Logotype for Astroscale Holdings Inc

Astroscale Holdings (186A) Q2 2025 earnings summary

Event summary combining transcript, slides, and related documents.

Logotype for Astroscale Holdings Inc

Q2 2025 earnings summary

7 Jun, 2026

Executive summary

  • On-Orbit Servicing (OOS) is a rapidly growing market, with the company positioned as a global leader through pioneering technology, successful debris removal and inspection missions, and a strong international presence.

  • International momentum for space sustainability is increasing, with actions from the UN, ITU, G7, and regulatory changes accelerating market growth.

  • Major contracts such as ADRAS-J2 (¥12bn), ELSA-M Phase 4, and CRD2 Phase II have significantly strengthened the order backlog, with further growth expected from LEXI-P, Project A, and defense projects.

  • Institutional demand is surging, with a robust order backlog and significant contracts secured, supporting future commercial expansion.

  • Project income for the six months ended October 31, 2024, rose 101.2% year-over-year to ¥2,520 million, driven by government subsidies and new contracts.

Financial highlights

  • Confirmed order backlog increased to ¥28.5 billion, with Q2 YTD bookings of ¥15,481 million and further growth expected.

  • FY 2024 project income reached JPY 4.6 billion, with a forecasted increase to ¥12,000 million for FY2025 due to project timing shifts.

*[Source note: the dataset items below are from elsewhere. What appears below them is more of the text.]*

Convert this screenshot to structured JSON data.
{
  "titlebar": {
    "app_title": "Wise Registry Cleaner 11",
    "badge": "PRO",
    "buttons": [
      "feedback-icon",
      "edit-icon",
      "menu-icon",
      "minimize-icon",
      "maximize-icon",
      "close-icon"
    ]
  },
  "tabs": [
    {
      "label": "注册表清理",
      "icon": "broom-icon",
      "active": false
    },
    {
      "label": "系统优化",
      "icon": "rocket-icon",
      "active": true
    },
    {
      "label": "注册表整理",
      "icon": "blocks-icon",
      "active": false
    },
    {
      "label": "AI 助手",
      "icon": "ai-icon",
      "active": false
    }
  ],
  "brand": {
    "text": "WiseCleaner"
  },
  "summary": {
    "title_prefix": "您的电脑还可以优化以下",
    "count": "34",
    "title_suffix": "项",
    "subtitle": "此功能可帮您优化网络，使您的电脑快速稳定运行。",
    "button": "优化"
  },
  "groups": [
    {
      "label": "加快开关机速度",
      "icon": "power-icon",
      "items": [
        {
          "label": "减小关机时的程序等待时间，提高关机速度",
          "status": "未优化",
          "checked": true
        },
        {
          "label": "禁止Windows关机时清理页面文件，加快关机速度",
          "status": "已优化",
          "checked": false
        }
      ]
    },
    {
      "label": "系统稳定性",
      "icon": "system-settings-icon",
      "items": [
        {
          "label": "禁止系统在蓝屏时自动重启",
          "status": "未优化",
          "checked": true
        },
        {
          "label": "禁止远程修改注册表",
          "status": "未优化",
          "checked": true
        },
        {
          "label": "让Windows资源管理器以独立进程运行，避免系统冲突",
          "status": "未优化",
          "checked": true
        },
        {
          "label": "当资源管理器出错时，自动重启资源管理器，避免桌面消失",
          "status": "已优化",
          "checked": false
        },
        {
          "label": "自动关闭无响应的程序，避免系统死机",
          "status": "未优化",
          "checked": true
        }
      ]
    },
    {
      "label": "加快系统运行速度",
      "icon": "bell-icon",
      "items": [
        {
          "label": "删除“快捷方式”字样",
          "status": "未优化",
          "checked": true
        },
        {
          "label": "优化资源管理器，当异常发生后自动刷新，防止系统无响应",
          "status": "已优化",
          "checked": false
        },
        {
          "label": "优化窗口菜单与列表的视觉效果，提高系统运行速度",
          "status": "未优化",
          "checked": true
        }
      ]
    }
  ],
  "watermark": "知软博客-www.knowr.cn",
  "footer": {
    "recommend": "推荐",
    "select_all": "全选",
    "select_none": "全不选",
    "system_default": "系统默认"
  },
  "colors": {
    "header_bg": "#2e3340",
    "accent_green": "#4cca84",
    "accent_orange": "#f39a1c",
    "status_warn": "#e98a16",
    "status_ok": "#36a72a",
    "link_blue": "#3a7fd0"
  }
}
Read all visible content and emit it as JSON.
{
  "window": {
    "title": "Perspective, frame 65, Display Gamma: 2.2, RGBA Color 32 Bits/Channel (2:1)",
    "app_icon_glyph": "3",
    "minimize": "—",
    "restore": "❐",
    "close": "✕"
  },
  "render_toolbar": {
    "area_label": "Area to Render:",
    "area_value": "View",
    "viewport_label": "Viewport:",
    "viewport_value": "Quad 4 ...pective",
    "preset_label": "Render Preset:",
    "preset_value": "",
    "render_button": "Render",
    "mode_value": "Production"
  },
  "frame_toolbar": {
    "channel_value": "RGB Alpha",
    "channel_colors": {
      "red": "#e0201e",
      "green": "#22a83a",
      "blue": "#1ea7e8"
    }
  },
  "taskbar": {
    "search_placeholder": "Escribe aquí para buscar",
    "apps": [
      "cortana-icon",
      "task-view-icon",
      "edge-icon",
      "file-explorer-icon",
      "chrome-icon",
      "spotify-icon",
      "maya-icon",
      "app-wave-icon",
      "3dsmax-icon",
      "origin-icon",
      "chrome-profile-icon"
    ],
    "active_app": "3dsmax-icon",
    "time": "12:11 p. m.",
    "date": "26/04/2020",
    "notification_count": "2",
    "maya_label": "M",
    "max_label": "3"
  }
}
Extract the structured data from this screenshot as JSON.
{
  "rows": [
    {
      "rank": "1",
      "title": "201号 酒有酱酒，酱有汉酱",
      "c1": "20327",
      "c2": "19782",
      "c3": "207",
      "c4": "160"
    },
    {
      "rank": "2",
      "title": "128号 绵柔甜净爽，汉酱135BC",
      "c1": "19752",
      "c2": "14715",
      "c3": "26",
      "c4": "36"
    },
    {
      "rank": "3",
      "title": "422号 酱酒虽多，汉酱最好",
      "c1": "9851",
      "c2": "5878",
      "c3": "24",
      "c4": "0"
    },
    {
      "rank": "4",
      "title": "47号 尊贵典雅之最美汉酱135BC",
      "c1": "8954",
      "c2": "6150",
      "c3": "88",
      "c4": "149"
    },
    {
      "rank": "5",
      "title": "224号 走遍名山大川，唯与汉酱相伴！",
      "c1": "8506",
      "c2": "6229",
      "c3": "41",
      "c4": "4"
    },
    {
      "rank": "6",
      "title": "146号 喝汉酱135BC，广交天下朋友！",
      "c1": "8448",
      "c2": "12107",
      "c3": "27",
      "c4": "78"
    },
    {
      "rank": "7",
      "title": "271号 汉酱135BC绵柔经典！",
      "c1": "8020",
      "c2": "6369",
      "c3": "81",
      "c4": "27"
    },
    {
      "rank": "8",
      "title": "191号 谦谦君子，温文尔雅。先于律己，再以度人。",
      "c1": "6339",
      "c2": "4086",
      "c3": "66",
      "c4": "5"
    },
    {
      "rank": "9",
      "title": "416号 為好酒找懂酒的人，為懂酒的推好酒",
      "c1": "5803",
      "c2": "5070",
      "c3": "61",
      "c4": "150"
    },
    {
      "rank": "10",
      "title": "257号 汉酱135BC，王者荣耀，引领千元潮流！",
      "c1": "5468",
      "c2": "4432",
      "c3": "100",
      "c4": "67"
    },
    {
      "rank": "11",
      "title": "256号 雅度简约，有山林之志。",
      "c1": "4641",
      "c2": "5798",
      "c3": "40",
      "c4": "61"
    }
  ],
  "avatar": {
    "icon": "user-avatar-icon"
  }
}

  • Operating loss for Q2 YTD was ¥12,121 million, reflecting delays in key project contracts and increased R&D costs.

  • Cash and cash equivalents surged to ¥27,764 million, bolstered by IPO proceeds and advance customer payments.

  • Gross margin for Q2 YTD was -598.2%, impacted by a one-time ¥3.2bn loss provision for ELSA-M Phase 4.

Outlook and guidance

  • Full-year project income forecast revised to ¥12,000 million, with revenue expected at ¥8,000 million and operating loss at ¥17,000 million.

  • Gross profit break-even targeted for the full year, with operating profit break-even expected in FY 2026.

  • R&D expenses expected to peak this year and decrease significantly next year, supporting improved profitability.

  • Focus remains on securing additional institutional contracts, stimulating commercial demand, and increasing fully-funded projects.

  • No dividend is planned for the fiscal year ending April 30, 2025.